Горлышко расширялось равномерно, вместе с ним расширялось и пружинящее на грани своей возможности раскрыться очко. Я громко застонал.
— Давай, блядёночек сладкий, подайся-ка попкой поближе… и работу… работу не забывай… хуй без ротика скучает…
Я чуть сместился к изголовью кровати, приподняв сладко ноющий, расширяемый бутылкой зад. Кучер пристроил бутылку так, чтобы она упиралась в пружинящую обивку изголовья.
— Давай, малыш, подвигай попочкой…
Я снова заглотил хуй и стал покачивать торсом, насаживаясь на бутылку всё плотней. Боль, идущая от растягиваемого ануса, переходила в какое-то дикое, позабывшее о всех приличиях наслаждение. Я сладострастно задвигал жопой и стал надрачивать своими миндалинами твёрдую кучерову шишку.

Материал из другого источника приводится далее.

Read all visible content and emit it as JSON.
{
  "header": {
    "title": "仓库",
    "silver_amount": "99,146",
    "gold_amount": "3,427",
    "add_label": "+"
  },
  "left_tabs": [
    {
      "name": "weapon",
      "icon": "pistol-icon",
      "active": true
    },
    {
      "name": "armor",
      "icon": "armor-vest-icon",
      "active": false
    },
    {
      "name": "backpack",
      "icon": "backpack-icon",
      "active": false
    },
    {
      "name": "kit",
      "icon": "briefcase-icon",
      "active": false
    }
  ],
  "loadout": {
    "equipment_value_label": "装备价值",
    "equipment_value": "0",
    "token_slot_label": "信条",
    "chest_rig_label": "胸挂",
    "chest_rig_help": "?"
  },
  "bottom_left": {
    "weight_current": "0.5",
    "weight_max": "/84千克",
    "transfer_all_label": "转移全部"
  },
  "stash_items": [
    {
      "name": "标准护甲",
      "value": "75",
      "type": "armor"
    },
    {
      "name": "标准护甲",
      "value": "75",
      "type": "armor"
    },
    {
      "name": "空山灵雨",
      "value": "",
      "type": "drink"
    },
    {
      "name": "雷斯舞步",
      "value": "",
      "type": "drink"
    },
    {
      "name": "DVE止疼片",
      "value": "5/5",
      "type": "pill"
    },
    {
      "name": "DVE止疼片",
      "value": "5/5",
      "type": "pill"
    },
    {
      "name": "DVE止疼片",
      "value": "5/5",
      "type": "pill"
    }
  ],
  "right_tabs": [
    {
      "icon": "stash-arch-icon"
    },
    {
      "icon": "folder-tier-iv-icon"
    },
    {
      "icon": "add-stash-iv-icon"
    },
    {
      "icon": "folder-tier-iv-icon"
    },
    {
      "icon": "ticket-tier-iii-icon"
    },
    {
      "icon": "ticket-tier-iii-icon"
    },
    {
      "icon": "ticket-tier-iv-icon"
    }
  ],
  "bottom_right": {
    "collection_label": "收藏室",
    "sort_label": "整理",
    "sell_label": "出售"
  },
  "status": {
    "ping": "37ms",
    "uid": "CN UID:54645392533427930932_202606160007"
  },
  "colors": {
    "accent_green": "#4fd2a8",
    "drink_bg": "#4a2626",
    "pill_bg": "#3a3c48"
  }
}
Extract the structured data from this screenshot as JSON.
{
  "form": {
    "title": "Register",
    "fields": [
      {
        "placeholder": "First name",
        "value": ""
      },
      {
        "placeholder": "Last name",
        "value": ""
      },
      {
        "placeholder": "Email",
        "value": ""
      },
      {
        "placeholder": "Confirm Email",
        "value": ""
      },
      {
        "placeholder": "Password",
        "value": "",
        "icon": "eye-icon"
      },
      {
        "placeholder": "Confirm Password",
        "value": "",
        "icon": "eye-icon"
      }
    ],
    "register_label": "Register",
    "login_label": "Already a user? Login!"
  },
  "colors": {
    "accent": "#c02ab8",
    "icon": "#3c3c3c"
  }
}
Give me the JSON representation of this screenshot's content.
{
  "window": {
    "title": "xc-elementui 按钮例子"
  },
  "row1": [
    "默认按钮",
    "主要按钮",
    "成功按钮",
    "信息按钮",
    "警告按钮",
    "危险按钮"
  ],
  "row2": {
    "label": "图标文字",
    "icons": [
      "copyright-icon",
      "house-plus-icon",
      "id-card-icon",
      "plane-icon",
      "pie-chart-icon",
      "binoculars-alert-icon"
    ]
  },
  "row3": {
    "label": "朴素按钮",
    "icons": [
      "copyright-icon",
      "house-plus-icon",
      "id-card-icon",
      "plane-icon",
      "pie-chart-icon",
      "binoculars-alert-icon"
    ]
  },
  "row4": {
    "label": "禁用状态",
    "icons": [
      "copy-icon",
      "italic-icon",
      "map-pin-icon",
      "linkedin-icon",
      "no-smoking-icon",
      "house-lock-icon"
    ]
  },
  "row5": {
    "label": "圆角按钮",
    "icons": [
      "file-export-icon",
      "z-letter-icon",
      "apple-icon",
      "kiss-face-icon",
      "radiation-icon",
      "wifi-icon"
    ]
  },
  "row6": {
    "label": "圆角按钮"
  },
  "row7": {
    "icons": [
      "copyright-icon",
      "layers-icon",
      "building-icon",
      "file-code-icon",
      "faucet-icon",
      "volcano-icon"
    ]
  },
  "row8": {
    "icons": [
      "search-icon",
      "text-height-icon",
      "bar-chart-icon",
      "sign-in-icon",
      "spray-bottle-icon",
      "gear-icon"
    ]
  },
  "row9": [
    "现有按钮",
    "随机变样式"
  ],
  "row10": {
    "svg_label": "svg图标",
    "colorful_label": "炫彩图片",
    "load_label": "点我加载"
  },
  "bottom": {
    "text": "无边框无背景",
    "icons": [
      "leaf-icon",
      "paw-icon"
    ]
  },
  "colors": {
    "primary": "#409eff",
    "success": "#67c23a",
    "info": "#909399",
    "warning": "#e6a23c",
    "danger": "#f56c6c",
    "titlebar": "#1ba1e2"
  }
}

— Быстро учишься, кругложопик… — кайфовал подо мной Колян. — Давай, потереби свой, не стесняйся… С такими стараниями скоро уже поперхнёшься Колиными сливками…
Я что-то мычал, пуская рекой текущие слюни по колянову стволу. Стыдно, но мне хотелось, чтобы он ещё так назвал меня. Сучонком… кругложопой блядью… шлюшкой… сосунком. Непристойность этих слов, обращённых к мужчине, распаляла меня. Я схватил свой сочащийся хуёк и стал яростно его надрачивать. Кучер пошлёпывал меня по бёдрам и подыгрывал моему рту, ритмично поёбывая его.
— Такой приличный юноша… а оказалось, что такая проблядь, — хрипло шептал Колян, запуская свои квадратные ногти в белую кожу моего всё глубже насаживающегося на бутылку зада. — Буду теперь тебя ебать… каждую ночь драть, как сучку… попкой научу кайфовать, блядёнка… будешь ещё просить Кольку… чтоб, бля… чтоб, бля… ох, потише, кончу же, Максик… чтоб, бля… ох… выебал как следует… Ох, да что ж ты делаешь-то такое, петушок ты мой золотой! — Кучер с размаху звонко шлёпнул меня по жопе, задёргал тазом, и семя его густыми горячими порциями выстрелило мне в горло.
Я с силой налёг на бутылку, горлышко её вдруг уткнулось внутри во что-то такое, от чего по всему телу прошла дрожь; в экстазе я выпустил из рук свой член, проглотил обильный кучеров спермак, завизжал каким-то не своим, тонким голосом и, содрогаясь, обспускался следом.